The first lady allegedly earned more than $20,000 (£16,000) in the seven weeks before she acquired legal permission to work in the country.
She went on to apply for a green card in 2001 and became a naturalised US citizen in 2006 without disclosing any past indiscretions.
Under new rules brought in by Mr Trump last month, immigration officials are now required to prioritise the removal of any foreign national who has “engaged in fraud or willful misrepresentation in connection with any official matter or application before a government agency”.
Ms Trump put herself into this category when she violated her visa and did not disclose the indiscretion when applying for future travel and residency permits, a pair of immigration lawyers told the Slate website.
She would likely have faced deportation under Mr Trump's 25 January executive order if it had been in effect and she had been caught in the 1990s, or in fact at any point before becoming a naturalised US citizen in 2005.
Hasan Shafiqullah, deputy attorney in charge of the immigration law unit at the Legal Aid Society, said Ms Trump would have been at serious risk of deportation if caught in the 90s by a time-travelling Trump administration.

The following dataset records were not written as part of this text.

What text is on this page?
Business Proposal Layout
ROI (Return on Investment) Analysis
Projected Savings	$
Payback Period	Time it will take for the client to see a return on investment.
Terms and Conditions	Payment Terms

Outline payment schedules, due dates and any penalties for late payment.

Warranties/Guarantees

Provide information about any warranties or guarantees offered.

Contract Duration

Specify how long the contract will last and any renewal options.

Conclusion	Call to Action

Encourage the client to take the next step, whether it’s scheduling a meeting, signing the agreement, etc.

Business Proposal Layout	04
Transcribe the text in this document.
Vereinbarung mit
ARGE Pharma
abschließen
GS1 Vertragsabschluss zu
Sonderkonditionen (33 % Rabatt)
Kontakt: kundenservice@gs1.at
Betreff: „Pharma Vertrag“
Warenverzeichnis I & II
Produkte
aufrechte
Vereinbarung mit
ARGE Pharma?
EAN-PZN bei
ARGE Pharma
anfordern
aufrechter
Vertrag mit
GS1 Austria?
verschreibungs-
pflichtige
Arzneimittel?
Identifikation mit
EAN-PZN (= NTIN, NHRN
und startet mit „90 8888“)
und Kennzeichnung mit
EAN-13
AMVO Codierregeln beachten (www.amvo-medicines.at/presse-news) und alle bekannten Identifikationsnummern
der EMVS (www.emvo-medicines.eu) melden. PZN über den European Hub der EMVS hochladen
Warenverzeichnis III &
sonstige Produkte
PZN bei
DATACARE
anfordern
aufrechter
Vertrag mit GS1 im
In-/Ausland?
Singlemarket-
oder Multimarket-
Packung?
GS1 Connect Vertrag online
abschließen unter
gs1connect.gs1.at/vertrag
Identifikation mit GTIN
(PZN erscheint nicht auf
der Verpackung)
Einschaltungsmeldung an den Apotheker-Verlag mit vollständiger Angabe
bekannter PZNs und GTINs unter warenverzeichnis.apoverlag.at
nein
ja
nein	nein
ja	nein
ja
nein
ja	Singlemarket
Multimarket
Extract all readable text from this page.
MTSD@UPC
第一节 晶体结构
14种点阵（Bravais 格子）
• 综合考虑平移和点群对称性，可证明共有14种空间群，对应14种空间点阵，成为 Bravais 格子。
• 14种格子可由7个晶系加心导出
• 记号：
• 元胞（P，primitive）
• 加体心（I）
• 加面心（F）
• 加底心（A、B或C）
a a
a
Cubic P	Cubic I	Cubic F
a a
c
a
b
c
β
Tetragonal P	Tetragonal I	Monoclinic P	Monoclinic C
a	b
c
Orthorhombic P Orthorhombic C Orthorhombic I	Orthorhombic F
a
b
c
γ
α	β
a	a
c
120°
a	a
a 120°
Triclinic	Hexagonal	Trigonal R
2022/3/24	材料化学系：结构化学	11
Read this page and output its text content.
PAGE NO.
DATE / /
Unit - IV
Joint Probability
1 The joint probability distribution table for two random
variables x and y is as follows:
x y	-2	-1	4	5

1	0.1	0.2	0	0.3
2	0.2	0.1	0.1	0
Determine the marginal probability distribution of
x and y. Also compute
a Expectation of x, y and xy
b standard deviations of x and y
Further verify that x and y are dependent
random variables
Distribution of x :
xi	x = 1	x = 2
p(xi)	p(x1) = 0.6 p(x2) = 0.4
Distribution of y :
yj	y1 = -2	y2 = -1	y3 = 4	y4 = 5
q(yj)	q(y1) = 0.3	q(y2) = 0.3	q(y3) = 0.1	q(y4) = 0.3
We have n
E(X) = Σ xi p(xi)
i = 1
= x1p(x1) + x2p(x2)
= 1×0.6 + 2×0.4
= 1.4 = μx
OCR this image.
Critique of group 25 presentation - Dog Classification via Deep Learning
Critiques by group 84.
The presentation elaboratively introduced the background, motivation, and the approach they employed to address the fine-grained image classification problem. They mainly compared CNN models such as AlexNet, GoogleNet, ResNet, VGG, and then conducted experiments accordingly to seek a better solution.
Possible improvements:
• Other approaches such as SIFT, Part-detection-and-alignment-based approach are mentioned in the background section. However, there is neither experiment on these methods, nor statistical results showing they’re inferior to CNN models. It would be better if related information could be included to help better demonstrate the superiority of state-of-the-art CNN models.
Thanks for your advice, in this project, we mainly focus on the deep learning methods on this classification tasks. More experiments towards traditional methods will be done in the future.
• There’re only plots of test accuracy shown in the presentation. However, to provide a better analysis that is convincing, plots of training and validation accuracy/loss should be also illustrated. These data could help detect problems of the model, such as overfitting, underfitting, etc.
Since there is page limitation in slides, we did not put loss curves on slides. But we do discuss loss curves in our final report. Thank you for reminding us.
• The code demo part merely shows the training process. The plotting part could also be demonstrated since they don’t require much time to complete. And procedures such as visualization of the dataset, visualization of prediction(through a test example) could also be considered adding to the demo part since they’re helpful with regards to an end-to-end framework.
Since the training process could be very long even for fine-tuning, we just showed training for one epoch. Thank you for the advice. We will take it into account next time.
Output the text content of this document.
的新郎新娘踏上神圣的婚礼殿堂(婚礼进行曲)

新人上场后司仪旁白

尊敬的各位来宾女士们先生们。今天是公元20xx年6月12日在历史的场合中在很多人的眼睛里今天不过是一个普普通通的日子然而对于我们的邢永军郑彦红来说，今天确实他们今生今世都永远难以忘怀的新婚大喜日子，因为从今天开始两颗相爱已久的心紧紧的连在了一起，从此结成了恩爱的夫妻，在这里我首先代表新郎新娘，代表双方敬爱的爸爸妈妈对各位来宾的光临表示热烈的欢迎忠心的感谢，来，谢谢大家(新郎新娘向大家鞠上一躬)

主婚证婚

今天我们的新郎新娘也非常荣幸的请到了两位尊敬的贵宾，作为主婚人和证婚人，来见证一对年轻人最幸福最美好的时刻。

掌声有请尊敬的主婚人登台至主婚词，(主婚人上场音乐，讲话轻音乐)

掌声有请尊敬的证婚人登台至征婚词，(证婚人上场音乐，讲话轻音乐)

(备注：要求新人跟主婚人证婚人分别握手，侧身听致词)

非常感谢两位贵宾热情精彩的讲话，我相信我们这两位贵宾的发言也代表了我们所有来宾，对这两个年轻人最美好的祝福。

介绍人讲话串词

“If the current executive order on interior enforcement and the related Homeland Security memoranda on interior enforcement had been in effect at that time , then she would have certainly been an enforcement priority,” he added.
New York City immigration specialist Cheryl David agreed.
She said that if Ms Trump did in fact undertake paid work while in the United States a tourist visa, she “definitely violated her status, and if it came to immigration’s attention, yeah, they certainly could put her into removal proceedings”.
In theory, Ms Trump's citizenship could still be revoked on the grounds that she willfully misrepresented or concealed facts relevant to her naturalisation.
Historically, this has only been done in extreme cases, with terrorists and war criminals among those targeted.
But Mr Trump has ordered the Department of Homeland Security (DHS) to actively target and deport people who were technically violating the rules, insisting that if immigrants violate US law in any way, “they have to go".
These include those whose indiscretions were considered too minor to act on by Barack Obama and other presidents before him.
Documents released by the DHS this week revealed that immigration officials intend to put his instructions into practice.
A lawyer representing Ms Trump said the documents obtained by the AP were not familiar to him but did not otherwise challenge their veracity or deny that she had done the work which would have violated the terms of the B1/B2 visitor visa she initially travelled on.